It's been four years since I enrolled in my first iconography class. I'd been painting small stones that I called "pocket icons" and a nun who attended one of my "stone painting as meditation" classes told me that she'd studied with a local woman who taught traditional iconography. I thought it would be interesting to try that but was intimidated because it seemed to call for skills I didn't possess. I vascillated back and forth and then one day walked into a gallery to see a new show. The paintings on the walls were like nothing else I'd seen - they were so stunning in both subject and technique. As I was reading through the artist's bio, I realized that this was THE iconographer and before I could lose my nerve, I went home and called for an appointment.

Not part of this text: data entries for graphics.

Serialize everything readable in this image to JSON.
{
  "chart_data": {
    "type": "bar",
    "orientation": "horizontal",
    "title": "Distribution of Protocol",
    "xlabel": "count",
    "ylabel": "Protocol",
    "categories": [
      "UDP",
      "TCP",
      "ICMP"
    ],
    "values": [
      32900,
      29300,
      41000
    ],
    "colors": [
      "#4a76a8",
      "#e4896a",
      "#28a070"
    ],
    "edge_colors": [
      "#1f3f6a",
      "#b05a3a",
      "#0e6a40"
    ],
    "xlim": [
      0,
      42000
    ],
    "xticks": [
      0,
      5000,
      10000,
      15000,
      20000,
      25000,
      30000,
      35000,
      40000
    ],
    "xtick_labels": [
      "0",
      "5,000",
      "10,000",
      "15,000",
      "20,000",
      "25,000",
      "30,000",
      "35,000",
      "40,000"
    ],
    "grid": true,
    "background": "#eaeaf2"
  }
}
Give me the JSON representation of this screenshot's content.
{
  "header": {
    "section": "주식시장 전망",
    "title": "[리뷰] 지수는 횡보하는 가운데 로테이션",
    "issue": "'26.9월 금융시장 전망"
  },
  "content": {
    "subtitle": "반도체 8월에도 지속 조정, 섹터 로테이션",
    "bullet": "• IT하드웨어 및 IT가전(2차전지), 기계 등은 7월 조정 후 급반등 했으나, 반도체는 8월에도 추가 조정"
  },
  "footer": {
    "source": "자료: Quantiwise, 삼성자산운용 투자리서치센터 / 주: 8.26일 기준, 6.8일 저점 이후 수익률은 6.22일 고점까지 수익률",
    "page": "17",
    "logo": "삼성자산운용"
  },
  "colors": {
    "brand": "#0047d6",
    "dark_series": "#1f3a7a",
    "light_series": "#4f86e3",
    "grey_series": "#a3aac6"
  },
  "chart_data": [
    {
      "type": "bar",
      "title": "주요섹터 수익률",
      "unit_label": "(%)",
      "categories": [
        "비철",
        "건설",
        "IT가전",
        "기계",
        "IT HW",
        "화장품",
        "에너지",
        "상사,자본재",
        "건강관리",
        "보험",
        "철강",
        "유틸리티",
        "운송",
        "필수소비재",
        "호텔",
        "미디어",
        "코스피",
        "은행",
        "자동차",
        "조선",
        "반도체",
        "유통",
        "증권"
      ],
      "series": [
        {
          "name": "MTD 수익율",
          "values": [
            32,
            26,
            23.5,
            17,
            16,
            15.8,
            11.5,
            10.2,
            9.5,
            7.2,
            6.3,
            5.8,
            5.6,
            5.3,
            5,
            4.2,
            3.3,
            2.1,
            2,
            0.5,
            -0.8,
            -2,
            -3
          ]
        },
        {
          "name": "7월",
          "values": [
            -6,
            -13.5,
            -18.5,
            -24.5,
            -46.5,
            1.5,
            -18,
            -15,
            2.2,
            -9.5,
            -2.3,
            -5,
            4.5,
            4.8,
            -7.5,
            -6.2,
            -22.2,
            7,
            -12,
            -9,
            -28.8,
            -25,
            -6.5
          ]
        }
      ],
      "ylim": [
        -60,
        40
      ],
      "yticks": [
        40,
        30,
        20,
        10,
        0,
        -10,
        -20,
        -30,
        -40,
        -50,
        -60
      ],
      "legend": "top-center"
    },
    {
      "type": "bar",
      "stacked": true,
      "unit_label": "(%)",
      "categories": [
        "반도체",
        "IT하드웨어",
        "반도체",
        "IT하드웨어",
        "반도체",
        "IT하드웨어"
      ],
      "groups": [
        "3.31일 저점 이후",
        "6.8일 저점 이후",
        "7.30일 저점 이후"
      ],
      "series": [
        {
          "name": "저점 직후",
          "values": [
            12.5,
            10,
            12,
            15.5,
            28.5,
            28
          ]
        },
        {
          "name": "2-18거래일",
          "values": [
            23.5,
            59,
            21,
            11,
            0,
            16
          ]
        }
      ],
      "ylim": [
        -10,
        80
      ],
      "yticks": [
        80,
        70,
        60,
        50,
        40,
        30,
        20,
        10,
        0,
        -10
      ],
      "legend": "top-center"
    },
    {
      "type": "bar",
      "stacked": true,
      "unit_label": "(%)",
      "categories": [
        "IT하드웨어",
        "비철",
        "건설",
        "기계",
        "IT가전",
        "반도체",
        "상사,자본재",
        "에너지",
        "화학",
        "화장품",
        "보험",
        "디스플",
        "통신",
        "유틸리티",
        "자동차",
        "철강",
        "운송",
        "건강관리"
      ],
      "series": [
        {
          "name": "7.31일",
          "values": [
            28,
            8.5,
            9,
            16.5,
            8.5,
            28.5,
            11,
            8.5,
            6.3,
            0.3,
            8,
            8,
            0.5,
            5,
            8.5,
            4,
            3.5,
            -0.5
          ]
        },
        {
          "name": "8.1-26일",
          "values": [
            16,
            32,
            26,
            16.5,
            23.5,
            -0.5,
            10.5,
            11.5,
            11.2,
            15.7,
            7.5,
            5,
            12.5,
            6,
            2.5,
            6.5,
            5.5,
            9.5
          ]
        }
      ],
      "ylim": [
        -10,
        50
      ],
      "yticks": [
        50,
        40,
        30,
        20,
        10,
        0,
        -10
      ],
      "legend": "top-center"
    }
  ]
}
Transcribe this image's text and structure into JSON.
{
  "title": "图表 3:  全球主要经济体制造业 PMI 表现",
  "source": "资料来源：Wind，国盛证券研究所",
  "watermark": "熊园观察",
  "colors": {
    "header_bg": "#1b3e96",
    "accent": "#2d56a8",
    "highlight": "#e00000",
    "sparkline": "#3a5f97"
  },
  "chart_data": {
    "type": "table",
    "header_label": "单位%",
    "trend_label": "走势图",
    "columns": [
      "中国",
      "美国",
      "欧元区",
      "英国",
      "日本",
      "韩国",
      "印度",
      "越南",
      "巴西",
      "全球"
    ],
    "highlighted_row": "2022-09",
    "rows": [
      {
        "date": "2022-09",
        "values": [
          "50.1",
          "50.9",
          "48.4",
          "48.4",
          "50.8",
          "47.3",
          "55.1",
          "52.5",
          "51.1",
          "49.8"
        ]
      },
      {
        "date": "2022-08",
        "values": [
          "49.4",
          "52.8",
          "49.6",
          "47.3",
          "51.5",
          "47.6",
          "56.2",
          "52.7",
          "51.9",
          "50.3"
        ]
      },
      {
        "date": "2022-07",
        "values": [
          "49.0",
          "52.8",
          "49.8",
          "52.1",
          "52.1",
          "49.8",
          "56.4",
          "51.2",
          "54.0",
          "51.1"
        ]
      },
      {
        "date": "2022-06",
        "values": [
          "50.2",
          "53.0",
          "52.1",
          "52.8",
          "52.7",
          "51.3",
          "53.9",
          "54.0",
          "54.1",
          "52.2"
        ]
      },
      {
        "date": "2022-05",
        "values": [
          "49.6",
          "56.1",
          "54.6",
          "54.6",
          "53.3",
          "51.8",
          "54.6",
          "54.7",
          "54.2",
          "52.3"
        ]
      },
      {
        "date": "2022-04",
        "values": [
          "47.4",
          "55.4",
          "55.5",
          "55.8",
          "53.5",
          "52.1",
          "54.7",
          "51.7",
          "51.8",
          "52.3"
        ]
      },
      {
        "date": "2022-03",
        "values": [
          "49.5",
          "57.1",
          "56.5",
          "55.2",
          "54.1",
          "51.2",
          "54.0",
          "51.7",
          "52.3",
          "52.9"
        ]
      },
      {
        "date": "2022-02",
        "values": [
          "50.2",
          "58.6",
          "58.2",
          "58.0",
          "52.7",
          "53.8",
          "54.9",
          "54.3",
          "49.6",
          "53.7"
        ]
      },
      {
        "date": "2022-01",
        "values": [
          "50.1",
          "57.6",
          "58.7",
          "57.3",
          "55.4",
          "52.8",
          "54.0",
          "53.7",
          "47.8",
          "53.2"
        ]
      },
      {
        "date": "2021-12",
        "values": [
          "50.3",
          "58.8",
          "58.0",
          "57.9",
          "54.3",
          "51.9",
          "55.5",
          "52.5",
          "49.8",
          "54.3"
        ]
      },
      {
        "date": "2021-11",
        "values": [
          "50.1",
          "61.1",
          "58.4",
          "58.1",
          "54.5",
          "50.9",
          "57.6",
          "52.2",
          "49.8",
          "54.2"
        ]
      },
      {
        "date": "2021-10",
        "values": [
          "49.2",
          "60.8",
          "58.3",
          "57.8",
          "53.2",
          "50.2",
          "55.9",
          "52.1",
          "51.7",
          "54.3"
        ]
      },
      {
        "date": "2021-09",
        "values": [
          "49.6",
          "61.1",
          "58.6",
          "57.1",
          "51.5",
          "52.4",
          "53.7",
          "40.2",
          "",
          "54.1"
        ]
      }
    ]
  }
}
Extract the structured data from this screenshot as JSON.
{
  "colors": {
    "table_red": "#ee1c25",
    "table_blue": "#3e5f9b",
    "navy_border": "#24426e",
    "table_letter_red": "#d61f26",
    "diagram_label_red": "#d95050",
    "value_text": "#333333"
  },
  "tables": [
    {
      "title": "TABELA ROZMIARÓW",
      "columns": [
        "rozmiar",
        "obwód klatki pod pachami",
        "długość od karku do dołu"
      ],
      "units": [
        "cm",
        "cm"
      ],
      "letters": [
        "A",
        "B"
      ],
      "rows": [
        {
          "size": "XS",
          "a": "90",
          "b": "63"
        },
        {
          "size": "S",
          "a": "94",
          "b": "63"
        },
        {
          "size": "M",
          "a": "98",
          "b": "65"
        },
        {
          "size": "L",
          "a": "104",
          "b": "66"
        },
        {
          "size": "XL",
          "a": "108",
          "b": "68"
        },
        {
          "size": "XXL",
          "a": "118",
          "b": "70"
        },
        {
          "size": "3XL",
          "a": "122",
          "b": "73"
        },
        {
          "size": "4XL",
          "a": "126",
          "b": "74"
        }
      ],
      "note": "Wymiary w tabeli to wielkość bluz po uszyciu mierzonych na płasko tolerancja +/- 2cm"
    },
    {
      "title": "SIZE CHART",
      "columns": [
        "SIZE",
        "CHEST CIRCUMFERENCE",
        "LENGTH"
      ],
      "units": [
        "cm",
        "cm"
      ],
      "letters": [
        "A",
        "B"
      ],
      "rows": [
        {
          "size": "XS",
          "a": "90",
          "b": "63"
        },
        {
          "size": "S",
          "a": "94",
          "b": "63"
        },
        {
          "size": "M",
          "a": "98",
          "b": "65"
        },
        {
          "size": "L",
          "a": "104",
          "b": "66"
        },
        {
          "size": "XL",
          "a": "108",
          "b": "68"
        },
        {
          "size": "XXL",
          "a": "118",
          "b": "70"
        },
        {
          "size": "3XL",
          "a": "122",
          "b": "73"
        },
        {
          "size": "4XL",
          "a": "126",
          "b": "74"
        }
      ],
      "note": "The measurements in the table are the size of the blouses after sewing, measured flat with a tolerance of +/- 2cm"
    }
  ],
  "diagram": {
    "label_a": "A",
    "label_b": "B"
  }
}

I thought that I'd only go for one session - enough to complete an icon. I thought that the structure, the discipline might be too much for me on a long term basis. I thought wrong. Here it is, four years later, and I have no intention of quitting. I still do lots of other painting - which offers challenges and joys in other ways. I feel like everything I do is a learning adventure. There are times when I combine some of my own techniques of working on stones with methods and procedures that I've learned while writing icons. What I thought was a brief lookout point on my path actually became a different road, taking me somewhere interesting, though I couldn't tell you the destination.
I'll spend a few blogs soon on the process of iconography.
When have you been delightfully surprised by finding your preconceived assumptions wrong?